Your letters may actually look really good by themselves, and suddenly in a word, they all fall apart. This is frustrating for most beginners, but it also often remains a mystery initially. A letter can feel fine on its own. But when you write “an”, that “a” feels fine, that “n” feels fine, but the word “an” feels awkward and unsteady and stiff. That’s because letterform isn’t just letterform. It’s also rhythm and movement between letters and word and space. To avoid pieced-together calligraphy, work on words right from the start.
The first thing to know is that letters behave differently when joined together. A tidy isolated “m” looks too big after an “i”. A perfect “l” may have an overly tight loop next to the following letter. For a long time, beginners work on one letter at a time and then expect the alphabet and words to magically appear. Practice in groups instead. Write a few “mi”s and “no”s and “le”s and “ta”s and feel where the previous stroke ends and the next begins and look at those joined connections as well as the shapes. This is a way of teaching flow, which is a different thing than teaching each shape in isolation.
Spacing is the most common hidden issue. Many beginners focus on the shapes of the letters instead of the shapes of the spaces. In calligraphy, the empty space is just as important as the letterforms. If the spacing is uneven, a word will look off balance even if the letters themselves are correct. Try writing the word, then cover most of the letters with a piece of paper or walk back a bit. You’ll realize that what you think is an “a” issue might be a spacing issue. Many beginners try to fix the space problem by making the next letter smaller. That creates tension and cramping and doesn’t solve the problem. Try writing the word at a slower speed, keeping a more consistent movement.

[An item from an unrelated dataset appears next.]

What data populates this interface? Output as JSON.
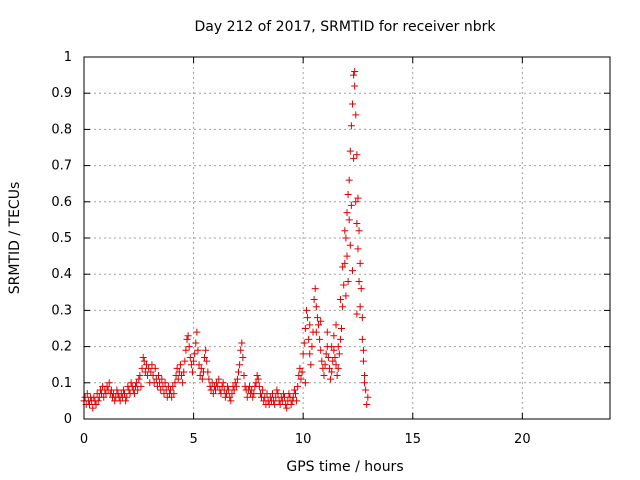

Another issue with words is uneven pressure, especially when rushing to complete the connections. Downstrokes might look strong and light upstrokes get scratchy when pressing too hard on a downstroke. When that happens, go back to small, repetitive groups. If a transition from an “o” to an “n” looks sloppy, spend some time on words that contain that specific movement: on, no, ono, non. Do this on a big scale to really be able to notice the movement. This focused attention on a specific movement is the most effective approach rather than copying words and sentences that don’t help you address the problem.
A good practice routine might look like this: take 15 minutes and use 5 for general movements, ovals, underturns, entrances, and exits. Then use 5 minutes for the letter combinations used in the word you’re working on. Spend the final 5 minutes on that word. On the first line, work on the slant only. On the second line, focus on the space only. On the third line, try to keep the pressure the same. You won’t feel overwhelmed by too much to focus on and you’ll learn exactly what you’re doing in the moment. If it still doesn’t work, don’t consider it all failure. If something improved, note that, and take it with you into the next group.
Words are a lot more fun when you get that feeling that they’re all flowing from one to the other, rather than the feeling that you just strung together a lot of letters. And that happens with time, but not necessarily a lot of practice time, just by being careful about the rhythm, the spacing, and working the joins over and over and over until the hand knows the connection. Then even simple words come to life, and the pages start to look less like a chore and more like a calligraphy conversation.